Rory Sutherland made this point, “Isn’t it interesting that the whole world’s scientific elite are trying to solve a problem that, in most cases, your immune system solves within a week?” There are so many interesting variables inside of this, let’s dissect a few we can broadly apply.
- The scientific elite. The real experts. The actual people who don’t just dream stuff up but actually figure out how to make things happen. There’s a certain status of those who get results by testing hypotheses and being willing to publicly make mistakes. What are we doing in real-time where failure is an option but we still expect to learn something useful?
- Complex systems. The virus and how it spreads is complex because we don’t know exactly how it works. We can model it the same way you can describe a sunset to a blind person. We can explain the factors we can easily define, but at best we recognize there are a host of others we have to set aside and approximate. How do we find the most important, most influential factors to get an idea across? How do we set aside which ones to ignore? How do we respect the complexity of the problems we solve for while still arriving at an actionable solution?
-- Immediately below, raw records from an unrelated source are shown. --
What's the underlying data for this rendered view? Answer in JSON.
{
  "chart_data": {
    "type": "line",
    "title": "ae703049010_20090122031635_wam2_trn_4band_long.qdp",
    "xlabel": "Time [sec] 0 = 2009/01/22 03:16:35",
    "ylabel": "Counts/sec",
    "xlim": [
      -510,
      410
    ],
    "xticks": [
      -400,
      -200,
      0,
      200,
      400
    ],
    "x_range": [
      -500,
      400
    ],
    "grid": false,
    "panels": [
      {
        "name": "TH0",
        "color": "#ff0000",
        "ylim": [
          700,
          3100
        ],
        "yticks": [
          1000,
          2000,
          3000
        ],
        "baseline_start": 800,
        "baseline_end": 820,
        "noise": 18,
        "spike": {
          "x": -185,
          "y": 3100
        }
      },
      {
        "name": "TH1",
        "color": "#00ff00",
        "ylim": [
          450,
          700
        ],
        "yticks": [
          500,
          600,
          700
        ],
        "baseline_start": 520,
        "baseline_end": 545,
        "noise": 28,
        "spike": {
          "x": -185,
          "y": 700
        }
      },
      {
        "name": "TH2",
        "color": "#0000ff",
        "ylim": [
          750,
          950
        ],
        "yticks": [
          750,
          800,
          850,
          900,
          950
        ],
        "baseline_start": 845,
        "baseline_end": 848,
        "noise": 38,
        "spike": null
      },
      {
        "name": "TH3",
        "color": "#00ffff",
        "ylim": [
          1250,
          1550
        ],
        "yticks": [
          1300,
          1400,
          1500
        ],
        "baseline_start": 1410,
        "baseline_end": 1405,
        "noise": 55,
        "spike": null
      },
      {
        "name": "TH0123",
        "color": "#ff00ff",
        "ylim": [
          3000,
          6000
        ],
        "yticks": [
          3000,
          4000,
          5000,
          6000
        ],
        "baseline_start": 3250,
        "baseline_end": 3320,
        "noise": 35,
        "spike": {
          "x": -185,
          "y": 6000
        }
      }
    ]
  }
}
- Intellectual honesty. Our bodies are amazing. This virus is amazing too (and utterly terrifying). We only somewhat understand how either interacts with each other. The other side of respecting complexity is to be humbled by the systems in front of us. What do we deal with every day that we can use a reminder of just how big/complex/wholly unknowable it is?
These are big questions. Dealing with the vastness of a new virus spreading through the world that somehow most of the human population can fend off and survive despite never having encountered it before – it’s awe-inspiring. We don’t have to understand every detail. We are going to make mistakes. We are going to take forward steps and be both brave and humble. No matter what business we are in, we can draw lessons from this experience if we keep looking for them.